Trauma Therapy

Kevin Hall BSc, MSc, Trauma Therapist

“There are so many things in human living that we should regard not as traumatic learning but as incomplete learning, unfinished learning.”
Milton Erickson

What is a Trauma and what is Trauma Therapy?

Trauma therapy aims to provide relief from healing for psychological scars which have developed as a results of traumatic experiences. Traumatic experiences occur in situations where a person is confronted with events and experiences for which their personal and individual options and resources are not sufficient in order to overcome a posed threat. Such scars can occur from sudden and very intense threats or during periods of continuous threat, anxiety and worry. When such events are accompanied by feelings of helplessness and defencelessness or even fear for one’s own life then this can badly shake up the view one has of himself or herself and the world at large.

Examples for experiences which can cause traumatic scars are:

Natural catastrophes, war, torture
Exposure to criminal acts such as rape, murder, kidnapping, armed robbery
Serious accidents, illnesses, operations
Psychological, physical and sexual abuse
Sudden loss of carers, close people, parents or homes
Emotional and physical neglect
Being witness to disturbing events such as those mentioned in this list
The psychological scars caused by such experiences trigger a variety of feelings such as anxiety, shock, sadness, anger, irritability, disappointment, bitterness and denial. Affected persons may also be haunted by flashbacks and nightmares. The body can respond to the stress by developing constrictions, pain and tensions. Depersonalisation phenomena such as feeling like an automaton or having a sense that everything around is blurry, “not real” or artificial are also a common occurrences.
Trauma therapy with Kevin Hall, trauma therapist

Psychotherapy with a trained trauma therapist can help to relieve and control the symptoms which occur as a result of traumatic experiences

How can Trauma be treated?

Trauma therapy aims to address these issues within four main steps of treatment:

Kevin J. Hall, Psychotherapeut & Business-Coach

Kevin Hall BSc, MSc, psychotherapist (systemic family therapy). Advanced clinical training in trauma therapy and clinical hypnosis.

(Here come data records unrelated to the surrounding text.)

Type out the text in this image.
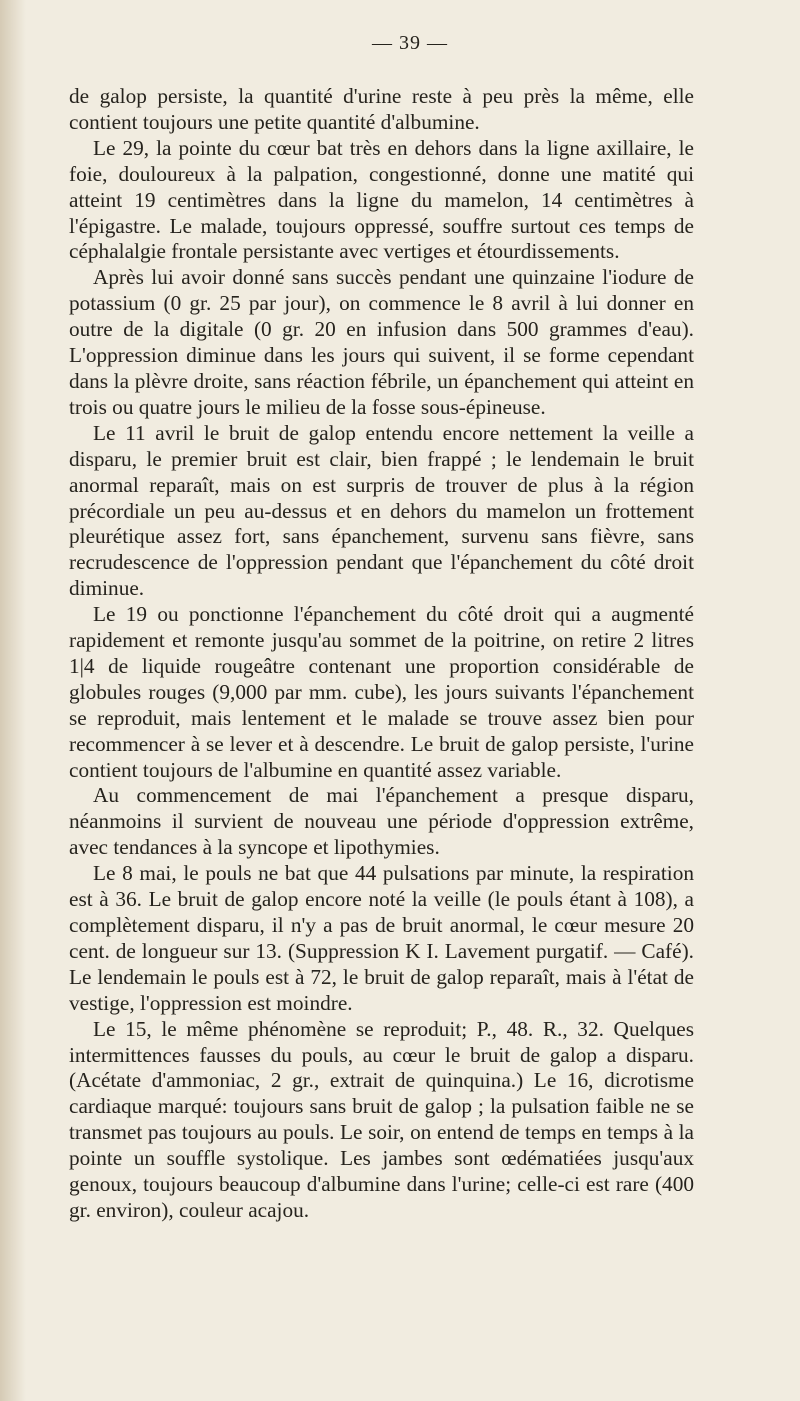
— 39 —

de galop persiste, la quantité d'urine reste à peu près la même, elle contient toujours une petite quantité d'albumine.

Le 29, la pointe du cœur bat très en dehors dans la ligne axillaire, le foie, douloureux à la palpation, congestionné, donne une matité qui atteint 19 centimètres dans la ligne du mamelon, 14 centimètres à l'épigastre. Le malade, toujours oppressé, souffre surtout ces temps de céphalalgie frontale persistante avec vertiges et étourdissements.

Après lui avoir donné sans succès pendant une quinzaine l'iodure de potassium (0 gr. 25 par jour), on commence le 8 avril à lui donner en outre de la digitale (0 gr. 20 en infusion dans 500 grammes d'eau). L'oppression diminue dans les jours qui suivent, il se forme cependant dans la plèvre droite, sans réaction fébrile, un épanchement qui atteint en trois ou quatre jours le milieu de la fosse sous-épineuse.

Le 11 avril le bruit de galop entendu encore nettement la veille a disparu, le premier bruit est clair, bien frappé ; le lendemain le bruit anormal reparaît, mais on est surpris de trouver de plus à la région précordiale un peu au-dessus et en dehors du mamelon un frottement pleurétique assez fort, sans épanchement, survenu sans fièvre, sans recrudescence de l'oppression pendant que l'épanchement du côté droit diminue.

Le 19 ou ponctionne l'épanchement du côté droit qui a augmenté rapidement et remonte jusqu'au sommet de la poitrine, on retire 2 litres 1|4 de liquide rougeâtre contenant une proportion considérable de globules rouges (9,000 par mm. cube), les jours suivants l'épanchement se reproduit, mais lentement et le malade se trouve assez bien pour recommencer à se lever et à descendre. Le bruit de galop persiste, l'urine contient toujours de l'albumine en quantité assez variable.

Au commencement de mai l'épanchement a presque disparu, néanmoins il survient de nouveau une période d'oppression extrême, avec tendances à la syncope et lipothymies.

Le 8 mai, le pouls ne bat que 44 pulsations par minute, la respiration est à 36. Le bruit de galop encore noté la veille (le pouls étant à 108), a complètement disparu, il n'y a pas de bruit anormal, le cœur mesure 20 cent. de longueur sur 13. (Suppression K I. Lavement purgatif. — Café). Le lendemain le pouls est à 72, le bruit de galop reparaît, mais à l'état de vestige, l'oppression est moindre.

Le 15, le même phénomène se reproduit; P., 48. R., 32. Quelques intermittences fausses du pouls, au cœur le bruit de galop a disparu. (Acétate d'ammoniac, 2 gr., extrait de quinquina.) Le 16, dicrotisme cardiaque marqué: toujours sans bruit de galop ; la pulsation faible ne se transmet pas toujours au pouls. Le soir, on entend de temps en temps à la pointe un souffle systolique. Les jambes sont œdématiées jusqu'aux genoux, toujours beaucoup d'albumine dans l'urine; celle-ci est rare (400 gr. environ), couleur acajou.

Orientation and Stabilization
In this phase a relationship between therapist and client is established in which clients can feel safe and open up. The client’s situation, resources and symptoms are assessed and hopes and goals for the future are jointly explored.
Further stabilization and resource building
The goals of this phase of therapy is to help clients to establish stability externally in their environment and internally within themselves. Clients are introduced to ideas and techniques for building self-worth, regulating emotions, feelings and impulses. This is the most important phase of trauma therapy. For some clients it may even be enough to stabilize them and strengthen their resources that further therapy work beyond this phase is not even necessary.
Trauma Confrontative Work
Once clients have gained sufficient stability both in terms of their mental state and living conditions (e.g. social support structures, daily routine etc.) then it is possible to begin to work with the trauma material (memories, images and feelings associated with the traumatic experiences). Trauma confrontative techniques are used for this purpose. These methods aim to provide relief from post-traumatic symptoms such as flashbacks and intense feelings of panic, helplessness, horror, numbness, emptiness, guilt, worthlessness etc.

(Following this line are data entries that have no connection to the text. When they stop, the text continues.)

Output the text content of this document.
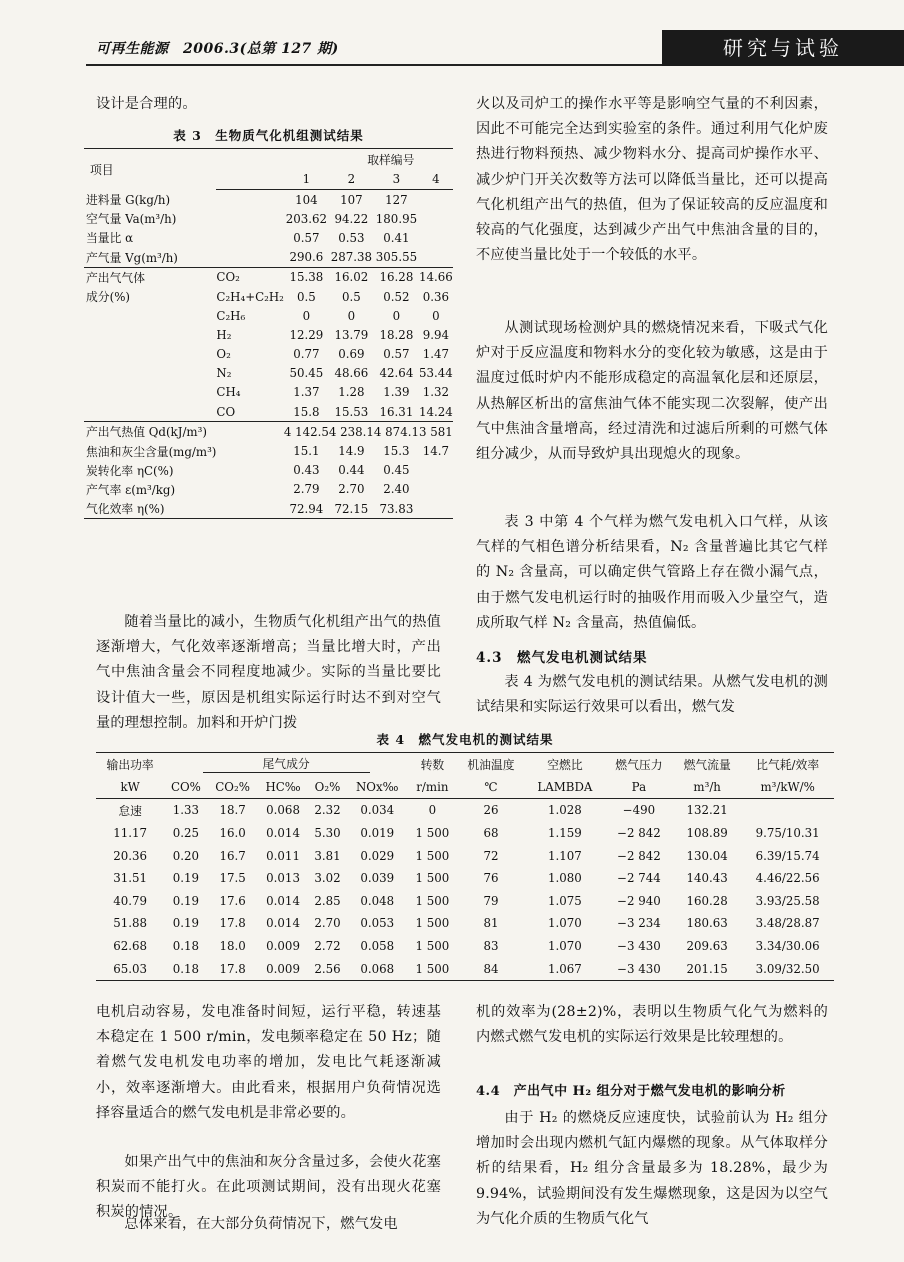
可再生能源　2006.3(总第 127 期)	研究与试验
设计是合理的。
表 3　生物质气化机组测试结果
项目			取样编号		
		1	2	3	4
进料量 G(kg/h)		104	107	127	
空气量 Va(m³/h)		203.62	94.22	180.95	
当量比 α		0.57	0.53	0.41	
产气量 Vg(m³/h)		290.6	287.38	305.55	
产出气气体	CO₂	15.38	16.02	16.28	14.66
成分(%)	C₂H₄+C₂H₂	0.5	0.5	0.52	0.36
	C₂H₆	0	0	0	0
	H₂	12.29	13.79	18.28	9.94
	O₂	0.77	0.69	0.57	1.47
	N₂	50.45	48.66	42.64	53.44
	CH₄	1.37	1.28	1.39	1.32
	CO	15.8	15.53	16.31	14.24
产出气热值 Qd(kJ/m³)		4 142.5	4 238.1	4 874.1	3 581
焦油和灰尘含量(mg/m³)		15.1	14.9	15.3	14.7
炭转化率 ηC(%)		0.43	0.44	0.45	
产气率 ε(m³/kg)		2.79	2.70	2.40	
气化效率 η(%)		72.94	72.15	73.83	
随着当量比的减小，生物质气化机组产出气的热值逐渐增大，气化效率逐渐增高；当量比增大时，产出气中焦油含量会不同程度地减少。实际的当量比要比设计值大一些，原因是机组实际运行时达不到对空气量的理想控制。加料和开炉门拨
火以及司炉工的操作水平等是影响空气量的不利因素，因此不可能完全达到实验室的条件。通过利用气化炉废热进行物料预热、减少物料水分、提高司炉操作水平、减少炉门开关次数等方法可以降低当量比，还可以提高气化机组产出气的热值，但为了保证较高的反应温度和较高的气化强度，达到减少产出气中焦油含量的目的，不应使当量比处于一个较低的水平。
从测试现场检测炉具的燃烧情况来看，下吸式气化炉对于反应温度和物料水分的变化较为敏感，这是由于温度过低时炉内不能形成稳定的高温氧化层和还原层，从热解区析出的富焦油气体不能实现二次裂解，使产出气中焦油含量增高，经过清洗和过滤后所剩的可燃气体组分减少，从而导致炉具出现熄火的现象。
表 3 中第 4 个气样为燃气发电机入口气样，从该气样的气相色谱分析结果看，N₂ 含量普遍比其它气样的 N₂ 含量高，可以确定供气管路上存在微小漏气点，由于燃气发电机运行时的抽吸作用而吸入少量空气，造成所取气样 N₂ 含量高，热值偏低。
4.3　燃气发电机测试结果
表 4 为燃气发电机的测试结果。从燃气发电机的测试结果和实际运行效果可以看出，燃气发
表 4　燃气发电机的测试结果
输出功率	尾气成分					转数	机油温度	空燃比	燃气压力	燃气流量	比气耗/效率
kW	CO%	CO₂%	HC‰	O₂%	NOx‰	r/min	℃	LAMBDA	Pa	m³/h	m³/kW/%
怠速	1.33	18.7	0.068	2.32	0.034	0	26	1.028	−490	132.21	
11.17	0.25	16.0	0.014	5.30	0.019	1 500	68	1.159	−2 842	108.89	9.75/10.31
20.36	0.20	16.7	0.011	3.81	0.029	1 500	72	1.107	−2 842	130.04	6.39/15.74
31.51	0.19	17.5	0.013	3.02	0.039	1 500	76	1.080	−2 744	140.43	4.46/22.56
40.79	0.19	17.6	0.014	2.85	0.048	1 500	79	1.075	−2 940	160.28	3.93/25.58
51.88	0.19	17.8	0.014	2.70	0.053	1 500	81	1.070	−3 234	180.63	3.48/28.87
62.68	0.18	18.0	0.009	2.72	0.058	1 500	83	1.070	−3 430	209.63	3.34/30.06
65.03	0.18	17.8	0.009	2.56	0.068	1 500	84	1.067	−3 430	201.15	3.09/32.50
电机启动容易，发电准备时间短，运行平稳，转速基本稳定在 1 500 r/min，发电频率稳定在 50 Hz；随着燃气发电机发电功率的增加，发电比气耗逐渐减小，效率逐渐增大。由此看来，根据用户负荷情况选择容量适合的燃气发电机是非常必要的。
如果产出气中的焦油和灰分含量过多，会使火花塞积炭而不能打火。在此项测试期间，没有出现火花塞积炭的情况。
总体来看，在大部分负荷情况下，燃气发电
机的效率为(28±2)%，表明以生物质气化气为燃料的内燃式燃气发电机的实际运行效果是比较理想的。
4.4　产出气中 H₂ 组分对于燃气发电机的影响分析
由于 H₂ 的燃烧反应速度快，试验前认为 H₂ 组分增加时会出现内燃机气缸内爆燃的现象。从气体取样分析的结果看，H₂ 组分含量最多为 18.28%，最少为 9.94%，试验期间没有发生爆燃现象，这是因为以空气为气化介质的生物质气化气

Clients are taught to exert control over memories and sensations which lead to emotional flooding. Behavioural techniques and hypnosis are used to “transform” trauma material so that it can be processed and integrated by mental processes. The objective is to enable clients to feel as unburdened as possible from their past so that they can build a sense of self that is not tainted by their experiences.

Saying Farewell to the Burdens of the Past. Planning for the Future.
In this last phase of treatment clients are encouraged to say their farewells to aspects of their experiences which they do not wish to take with them into the future. Aspects of troubling experiences which help to increase resilience or enhance the wisdom of clients are also identified. At the end of the day it is important not to dispose of anything which could prove to be valuable.

A vision for an unburdened future and new goals are developed in a joint process involving therapist and client. It is important to ask questions here such as the following:

How will you view and relate to yourself in your vision of the future?
What signs will present themselves to you to indicate the process here has been successful, sustainable or even that it is continuing to run on a deeper level bringing with it even more profound change?
How will you be able to recognise that the process and our work here has been successful enough? What quality measures would prove that to you?
What wishes, hopes and desires to have for the future?
What will you use the energy that was focussed on the past for in the future?